Imagine cars were developed the same way buildings are: designed by one entity, constructed by another, and proven by a third. All the while, each of us, as the owner, is responsible for the success of the finished product and, of course, paying for it all. How would you direct the process to make it successful? Would you be satisfied to proceed just as buildings are designed and constructed today?
Because cars and buildings are both “products” in a legal sense and because the integration and complexity of mechanical and electronic systems are similar, there’s good parity in this comparison. But most in the HVAC industry of whom I ask this question just shake their heads, not willing even to contemplate such an exercise. However, I think there is a lesson for our industry in such an exercise. And that is important because we all should be to looking for ways to make the processes our industry employs work since there is compelling evidence that all too often they do not.
So let us for a moment think how we would develop the most positive outcome for such an exercise. I think the most would agree what is needed is a much more cohesive process than is commonly practiced in the building industry. I am continually amazed at how disjointed and wasteful many of the processes in our industry are, particularly in the controls arena—which, like in the auto industry, is fundamental to nearly every aspect of performance. Wouldn’t we require a process that develops and enforces in-depth benchmarks for performance and reliability along with an effective regimen of collaboration to ensure success? I think we would certainly demand that our new car actually does accelerate, corner, and brake as advertised. And we would want it to achieve its projected fuel economy without breakdowns. To ensure these performance criteria are met we would surely want any commissioning or performance proving process to focus on such issues. We would conclude that the only way to ensure our new car meets the various performance objectives is for the all involved throughout the process to work closely together and for all to be accountable in meeting those initially developed objectives.
Translated to buildings, specific comfort, energy efficiency, and reliability benchmarks are too often absent or lost by the time the owner takes possession. And it’s not hard to see why. There are many differences between the auto and building industries. But one we should work to mitigate for our industry’s benefit is the incredibly disconnected processes of designing, constructing, starting, testing, and verifying system performance in buildings. It is not unusual for each of these processes to be entirely independent of one another, without any meaningful communication or collaboration between them.
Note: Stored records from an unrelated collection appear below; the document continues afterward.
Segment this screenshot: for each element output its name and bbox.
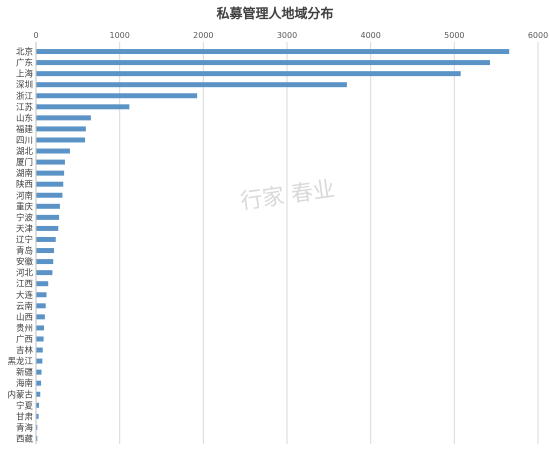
bar	[36, 358, 43, 364]
watermark-text: 行家 春业	[239, 177, 337, 215]
bar	[36, 203, 60, 209]
bar	[36, 259, 54, 265]
bar	[36, 413, 39, 419]
bar	[36, 303, 46, 309]
category-label: 宁波	[16, 212, 34, 223]
bar	[36, 424, 38, 430]
bar	[36, 60, 490, 66]
category-label: 北京	[16, 47, 33, 58]
bar	[36, 126, 86, 132]
category-label: 湖南	[16, 168, 33, 179]
category-label: 四川	[16, 136, 33, 146]
bar	[36, 71, 461, 77]
x-tick-label: 6000	[528, 31, 548, 40]
bar	[36, 435, 38, 441]
bar	[36, 402, 40, 408]
x-tick-label: 2000	[193, 31, 213, 40]
category-label: 江苏	[16, 102, 34, 113]
x-tick-label: 4000	[360, 31, 380, 40]
bar	[36, 391, 41, 397]
bar	[36, 115, 91, 121]
category-label: 上海	[16, 69, 34, 80]
category-label: 厦门	[16, 157, 33, 168]
bar	[36, 159, 65, 165]
bar	[36, 248, 55, 254]
category-label: 湖北	[16, 147, 34, 157]
category-label: 浙江	[16, 91, 34, 102]
category-label: 山东	[16, 113, 33, 124]
bars	[36, 49, 510, 441]
x-tick-label: 5000	[444, 31, 464, 40]
category-label: 安徽	[16, 257, 34, 268]
bar	[36, 181, 64, 187]
bar	[36, 137, 86, 143]
category-label: 大连	[16, 290, 34, 301]
category-label: 深圳	[16, 80, 33, 91]
bar	[36, 104, 130, 110]
bar	[36, 281, 49, 287]
bar	[36, 347, 43, 353]
bar	[36, 369, 42, 375]
category-label: 甘肃	[16, 411, 34, 422]
x-axis-ticks: 0 1000 2000 3000 4000 5000 6000	[33, 31, 548, 40]
category-labels: 北京广东上海深圳浙江江苏山东福建四川湖北厦门湖南陕西河南重庆宁波天津辽宁青岛安徽…	[7, 47, 33, 445]
category-label: 山西	[16, 312, 33, 323]
bar	[36, 380, 42, 386]
bar	[36, 148, 70, 154]
bar	[36, 292, 47, 298]
category-label: 贵州	[16, 323, 33, 334]
category-label: 内蒙古	[7, 389, 33, 400]
category-label: 云南	[16, 301, 33, 312]
bar	[36, 49, 510, 55]
bar	[36, 93, 198, 99]
category-label: 重庆	[16, 201, 34, 212]
category-label: 陕西	[16, 179, 33, 190]
category-label: 西藏	[16, 433, 34, 444]
bar	[36, 236, 56, 242]
bar	[36, 270, 53, 276]
category-label: 河南	[16, 190, 33, 201]
x-tick-label: 1000	[109, 31, 129, 40]
bar	[36, 314, 45, 320]
category-label: 广西	[16, 334, 33, 345]
bar	[36, 82, 347, 88]
x-tick-label: 0	[33, 31, 38, 40]
category-label: 吉林	[16, 345, 34, 356]
category-label: 河北	[16, 268, 34, 279]
bar	[36, 170, 65, 176]
category-label: 江西	[16, 280, 33, 290]
bar	[36, 225, 59, 231]
bar	[36, 214, 60, 220]
bar	[36, 192, 63, 198]
x-tick-label: 3000	[277, 31, 297, 40]
category-label: 新疆	[16, 367, 34, 378]
category-label: 黑龙江	[7, 356, 33, 367]
category-label: 福建	[16, 124, 34, 135]
category-label: 海南	[16, 378, 33, 389]
chart-title: 私募管理人地域分布	[216, 6, 333, 22]
gridlines	[35, 42, 539, 444]
bar	[36, 336, 44, 342]
category-label: 天津	[16, 223, 34, 234]
watermark: 行家 春业	[239, 177, 337, 215]
category-label: 广东	[16, 58, 33, 69]
category-label: 青海	[16, 422, 34, 433]
category-label: 宁夏	[16, 400, 34, 411]
bar	[36, 325, 45, 331]
category-label: 辽宁	[16, 234, 33, 245]
category-label: 青岛	[16, 246, 33, 257]
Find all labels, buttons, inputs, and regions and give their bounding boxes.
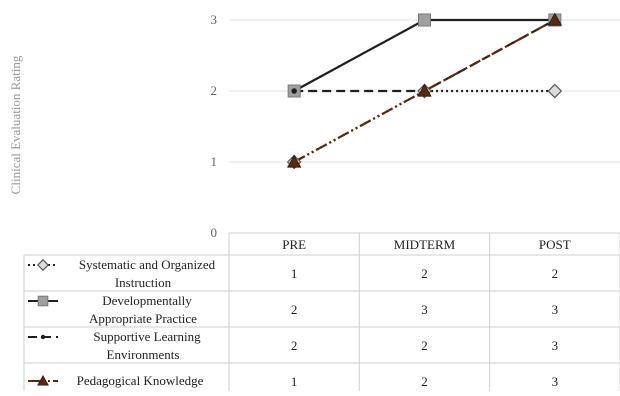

There are few problems that cannot be resolved with greater teamwork. And to encourage and direct that teamwork our projects need a much greater focus on useful performance benchmarks.
Of course teamwork is far more easily accomplished in the auto industry since everyone is directly employed by and responsible to the same entity. But the lack of central authority does not mean teamwork in our industry cannot be vastly improved. There are two fundamental factors that work against teamwork. One is a tendency toward adversity between the designers, manufacturers, builders, and operators. This is largely because the interests and abilities of each are not well understood by others. The second is a strong desire not to be accountable. But these issues are just as active in the auto industry as in the building industry and we need to find ways to overcome them within our organizational structure just as the auto industry does within theirs.
Here are some very basic ideas about how each of us can work to overcome these barriers in order to improve teamwork and achieve better building outcomes. First, get involved in and become knowledgeable about all areas of building projects. For example, if you are a designer, spend time during the construction, startup, commissioning, and operation of buildings in order to learn more about these activities and their specific needs and limits. I find nearly all the criticisms one entity has about others—such as misapplying their products, or reducing things to their level of understanding—are based on ignorance of what goes on beyond one’s specific area of work. To help, we all must become more versed generally about the needs of the building industry processes that are beyond our specific area of work.
The second critical issue we can change is the lack of accountability. If we are designing buildings to achieve certain levels of comfort and operating efficiency, we need to accept responsibility to see these goals are achieved and develop new tools that allow us to do so. The starting point for a solution to this critical issue involves doing a far better job of establishing performance goals at the very start of building projects and effectively communicating them to ensure everyone holds to them throughout. And each entity with accountability must have the authority that allows them to succeed. Again, to make this effective requires communication and a level of teamwork that is rarely seen in our industry today.
There is a lot we can learn and apply from other industries that will help ours do a much better job in ours. From my perspective, the issue that stands out the most is the surprising lack of teamwork between those involved in the various stages of the building construction process. We can do so much better if we work to apply approaches others have found to be successful.